Kako Nubukpo, actuelle commissaire de l’UEMOA à l’Agriculture, aux Ressources en eau et à l’Environnement est clair : la CEDEAO est dans une dérive avec sa logique de « sanctions politiques » contre le Mali et la Guinée. Démontrant par ailleurs le caractère illégal de ces sanctions, l’ancien ministre togolais propose dans son nouvel ouvrage, « Une solution pour l’Afrique ». Le livre paru le 12 octobre dernier propose des pistes pour aider le continent à recouvrer sa souveraineté. A ce sujet, Prof Nubukpo ne s’interdit aucun rôle notamment pour ce qui concerne les défis continentaux.
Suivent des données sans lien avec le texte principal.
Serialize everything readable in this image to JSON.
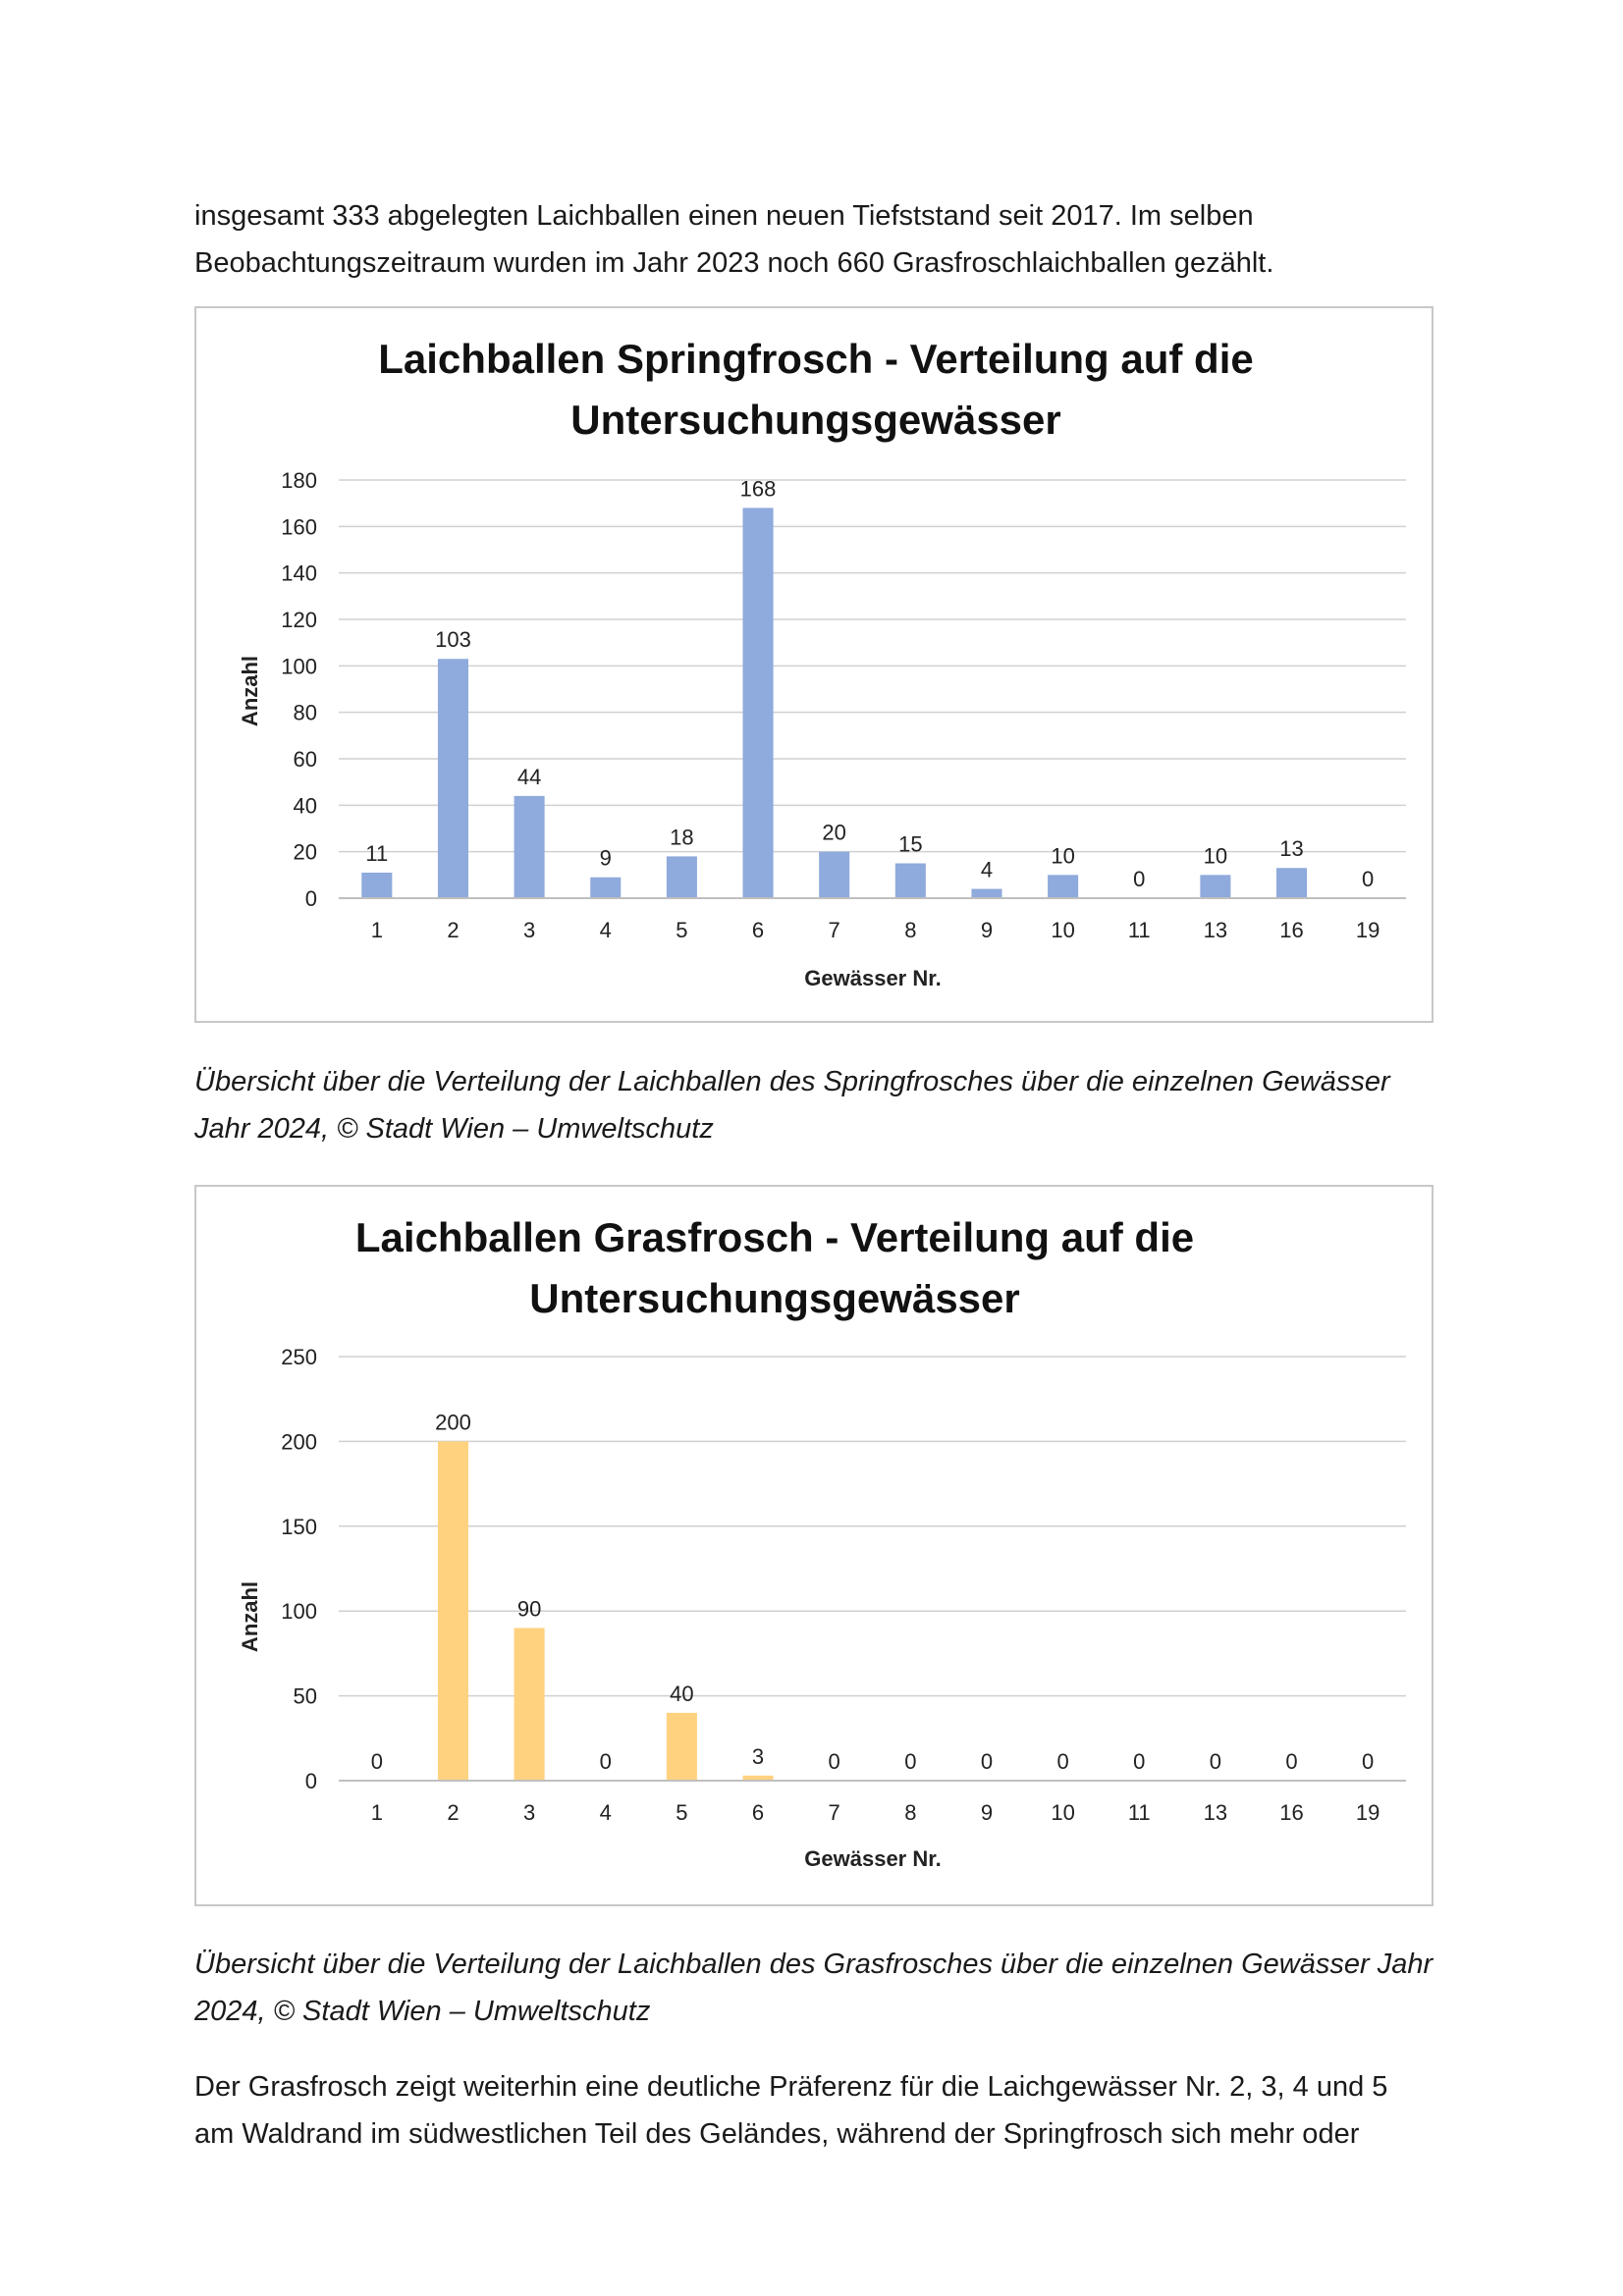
{
  "intro": {
    "line1": "insgesamt 333 abgelegten Laichballen einen neuen Tiefststand seit 2017. Im selben",
    "line2": "Beobachtungszeitraum wurden im Jahr 2023 noch 660 Grasfroschlaichballen gezählt."
  },
  "caption1": {
    "line1": "Übersicht über die Verteilung der Laichballen des Springfrosches über die einzelnen Gewässer",
    "line2": "Jahr 2024, © Stadt Wien – Umweltschutz"
  },
  "caption2": {
    "line1": "Übersicht über die Verteilung der Laichballen des Grasfrosches über die einzelnen Gewässer Jahr",
    "line2": "2024, © Stadt Wien – Umweltschutz"
  },
  "outro": {
    "line1": "Der Grasfrosch zeigt weiterhin eine deutliche Präferenz für die Laichgewässer Nr. 2, 3, 4 und 5",
    "line2": "am Waldrand im südwestlichen Teil des Geländes, während der Springfrosch sich mehr oder"
  },
  "chart_data": [
    {
      "type": "bar",
      "title_line1": "Laichballen Springfrosch - Verteilung auf die",
      "title_line2": "Untersuchungsgewässer",
      "xlabel": "Gewässer Nr.",
      "ylabel": "Anzahl",
      "categories": [
        "1",
        "2",
        "3",
        "4",
        "5",
        "6",
        "7",
        "8",
        "9",
        "10",
        "11",
        "13",
        "16",
        "19"
      ],
      "values": [
        11,
        103,
        44,
        9,
        18,
        168,
        20,
        15,
        4,
        10,
        0,
        10,
        13,
        0
      ],
      "ylim": [
        0,
        180
      ],
      "yticks": [
        0,
        20,
        40,
        60,
        80,
        100,
        120,
        140,
        160,
        180
      ],
      "grid": true,
      "bar_color": "#8faadc"
    },
    {
      "type": "bar",
      "title_line1": "Laichballen Grasfrosch - Verteilung auf die",
      "title_line2": "Untersuchungsgewässer",
      "xlabel": "Gewässer Nr.",
      "ylabel": "Anzahl",
      "categories": [
        "1",
        "2",
        "3",
        "4",
        "5",
        "6",
        "7",
        "8",
        "9",
        "10",
        "11",
        "13",
        "16",
        "19"
      ],
      "values": [
        0,
        200,
        90,
        0,
        40,
        3,
        0,
        0,
        0,
        0,
        0,
        0,
        0,
        0
      ],
      "ylim": [
        0,
        250
      ],
      "yticks": [
        0,
        50,
        100,
        150,
        200,
        250
      ],
      "grid": true,
      "bar_color": "#ffd27f"
    }
  ]
}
L’Afrique de l’ouest connaît plusieurs crises dernières notamment sur les plans politiques et sécuritaires. Au Mali, en Guinée et au Burkina-Faso, l’on a enregistré des coups d’Etat. En réaction, la CEDEAO avait suspendu ces pays de ses instances avant de prendre des sanctions très lourdes contre le Mali lors du 2e putsch d’Assimi Goïta.
Très tôt, Kako Nubukpo a dénoncé ces sanctions depuis son siège de commissaire à l’Agriculture, aux Ressources en eau et à l’Environnement de l’Uemoa à Ouagadougou. Dans une interview à Jeune Afrique, l’ancien ministre togolais explique que son souci porte sur le fait que les États utilisent des instruments d’intégration économique pour prendre ces sanctions.
« C’est quand même paradoxal qu’une institution qui s’est battue pour son indépendance vis-à-vis du pouvoir politique soit finalement convoquée pour geler les avoirs de l’État malien, ou empêcher toute transaction financière avec les banques de l’Uemoa », a-t-il dit relevant que le Mali n’a enfreint aucune des règles de gestion monétaire ou de la réglementation des changes pour qu’on utilise la BCEAO pour les sanctions en questions.
Et alors même que d’autres sanctions sont évoquées contre la Guinée et des leaders de la transition en cours dans ce pays, Kako Nubukpo soutient que la Cedeao connaît une dérive. Pour l’économiste, la raison d’être de la CEDEAO à l’heure actuelle est la gestion de crises politiques alors qu’elle est une « communauté économique ».
« Au moment des sanctions contre le Mali, on s’est aperçu que l’on ne dispose pas de documents suffisamment solides pour les justifier. On a l’impression qu’elles ont été décidées de manière circonstancielle », relève le Commissaire de l’Uemoa.
Le programme politique de Kako Nubukpo
Kako Nubukpo opère cette sortie alors qu’il vient de publié un nouvel ouvrage intitulé : « Une solution pour l’Afrique ». Le livre donne des pistes pour aider le continent africain à recouvrer sa souveraineté. Un programme politique en quelque sorte.
L’économiste indique que ce « programme politique » s’adresse clairement, en reprenant une formule biblique, à toutes les personnes de bonne volonté.
« J’observe que l’Afrique fait de plus en plus l’objet de prédation pour ses matières premières avec une concurrence effrénée, notamment des émergents. Aujourd’hui, l’Afrique rend des services écosystémiques au reste du monde, par exemple au travers de la forêt congolaise. Pour moi, l’urgence africaine doit être la préservation de ces communs – biens tangibles comme le foncier, les minerais… ou intangibles, comme la connaissance partagée par une communauté – qui, sans régulation, sont amenés à disparaître », a déclaré Prof Nubukpo.
Parlant justement de politique l’économiste togolais aspire servir encore plus et mieux son pays qu’il ne le fais actuellement à la Commission de l’Uemoa.
« Il y a plusieurs façons d’être utile. Les défis sont nombreux et passionnants, notamment ceux qui se situent à l’échelle continentale. Mais je ne peux pas en dire plus pour le moment », laisse entendre celui qui a déjà été ministre de la prospective et de l’évaluation des politiques publiques de Faure Gnassingbé.
Le Commissaire de l’Uemoa, déjà contre le franc CFA, explique par ailleurs le désamour d’une partie de la jeunesse africaine vis-à-vis du monde occidental par les nombreuses promesses non tenues. Pour preuve, Prof Nubukpo évoque l’accompagnement promis aux Africains pour atteindre la neutralité carbone après la COP21 et les droits de tirage spéciaux que le FMI et les pays occidentaux ont promis en pleine Covid19. Aucune de ces promesses n’a été tenue à ce jour.